Havers cut in. “Sir, here’s how it is: The trail on Santiago goes dead when he’s about fifteen years old. That’s when, I daresay, he started passing himself off as someone called Alatea. He ran away from home round then as well. I got that, among other details, from a phone call to the family.”

She began to tell him what she’d learned from her earlier meeting with the graduate student Engracia after that call the young woman had placed to Argentina: the family wanted Alatea to come home; her father and her brothers now understood; Carlos—“He’s the priest,” Havers reminded Lynley—
made
them understand; everyone was praying for Alatea’s return; they’d been searching for years; she must not continue to run; Elena Maria’s heart was broken—

“Who’s Elena Maria?” Lynley felt as if his head were filling with wet cotton wool.
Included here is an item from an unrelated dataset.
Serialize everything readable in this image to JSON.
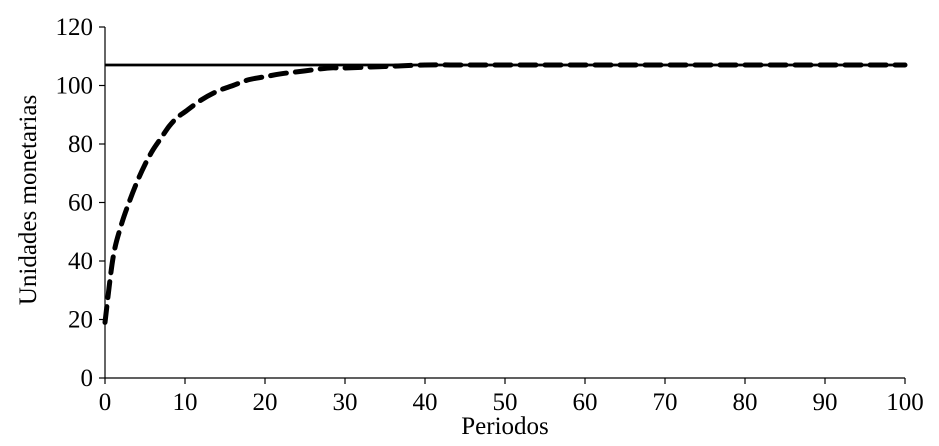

“Cousin,” Havers said. “Way I figure it, Santiago did a runner because he liked to cross-dress, which—let’s face it—probably didn’t go down a treat with his brothers and his dad. Latin types, you know? Macho and all that, if you’ll pardon the stereotyping. Anyway, somewhere along the line he met up with Raul Montenegro—”

“Who the dickens—”

“Rich bloke in Mexico City. Rolling in enough lolly to build a concert hall and name it for his mum. Anyway, Santiago meets him, and Raul likes him, as in Raul
likes
him, because Raul likes to bat for the same side, if you know what I mean.
And
he prefers his partners young and nubile. From what I’ve seen in photos, he prefers them well oiled as well, but that’s neither here nor there, eh? Anyway, we’ve got heaven in a basket for these two blokes. On the one hand we have Santiago, who likes dressing up and making himself up like a woman, which, over time, he’s learned to do bloody well. On the other hand, we have Raul, who meets Santiago and has no problem whatsoever with Santiago’s dressing habits since he—Raul—is bent like a twig but would rather not have anyone actually
know that. So he takes up with Santiago, who, when he’s fixed himself up, looks like a gorgeous dolly bird, and Raul can even take him out in public. They keep company, so to speak, until something better comes along.”